The Spyre/spyke system does not allow for CPS washers, nor do they have the aforementioned floating piston which A) makes setup quite tricky and B) there's a high likelihood the pads will initially not contact the rotor perfectly meaning there's then bending and twisting of the pads when one brakes. This is what I suspect is the reason why spyres are extremely spongy when compared to BB7, which has a nice firm lever feel.
Also, like I've mentioned earlier, I got more power from BB7 160mm rotor than I got from Spyre 203mm rotor. Same pad compound. The BB7 road is so powerful in fact that I'm hesitant of putting a 203mm rotor on even with a full touring load. It's above and beyond more powerful than the mountain version BB7.

Also the lack of some sort of retaining system in the spyre pad adjusters just means they'll back down to their original positions. There is some weak thread locker which of course is useless after the first proper application of the brakes since threadlocker isn't heat resistant.

Spyres are also quite badly sealed (read, they're not sealed) against the elements so to keep them from seizing they do require maintenance. Problem is that TRP doesn't want you opening these bad boys so you need some exotic stuff to maintain them (T40)
Are we talking the same BB7 here?
The one with a fixed caliper and adjustments for both pads because one piston is not floating? The one were the moving pad distorts the disc over on to the fixed pad, ie there's NO floating piston in the BB7, not even a floating caliper, which is what a single piston disc brake should have.
And the CPS washers that the Spyke doesn't need, because it's not a single piston fixed caliper, so it doesn't wear the disc unevenly and thus doesn't need CPS washers (best you send a strongly worded email to Shimano and ask them why the don't supply CPS washers with their twin piston calipers?) The set up instructions for the Spyke are: Loosely fit caliper, adjust each adjusting screw evenly with a 3mm allen key, to get the pads close to the disc, tighten the cable adjuster to lock on the caliper, tighten mounting bolts, loosen cable. That's it, by design, like all twin piston calipers, the body is already in alignment with the disc. A hell of a lot less than trying to align a BB7, especially with worn pads and discs, where you need to decide which pad you are going align parallel with the worn disc surface, which will always have a slight taper because the caliper and psitons are fixed and the disc flexes.

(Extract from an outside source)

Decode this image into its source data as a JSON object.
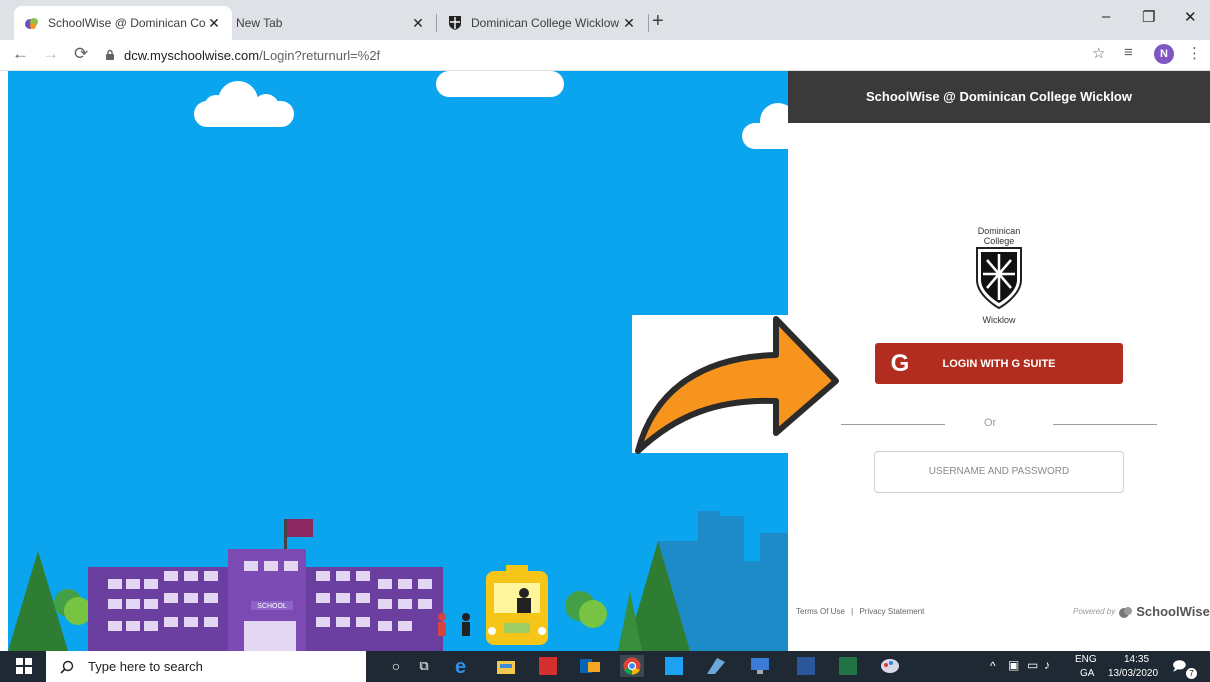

And the fact that neither the BB7 or the Spyke have seals on the inside of the piston(s) next to the rotor so both can get water inside easily and both need basic servicing, with the adjuster of the fixed piston of the BB7 regularly seizing up so you need a torx driver to adjust it? The BB7 only has a seal on the outside of the actuating shaft. I'll give you that TRP should put a little more grease on the anti friction ball race from new (which the BB7 doesn't have, thus contributing towards that spongy bending the disc feeling they have) but neither caliper has a way of stopping water from coming in from the disc side and getting into the cam area.
From the point of view of being able upgrade the discs, the BB7 is a dead end in anything other than disc size because it flexes the disc sideways, so no aluminium center rotors. It needs thin flexible discs.
I have both TRPs and BB7 on my touring bike. TRP on the front and BB7 on the back,and the front was previously a BB7 so I could compare the two, on the same bike under roughly the same conditions (the BB7 had a 160mm disc however). The feel of the TRP is heaps better.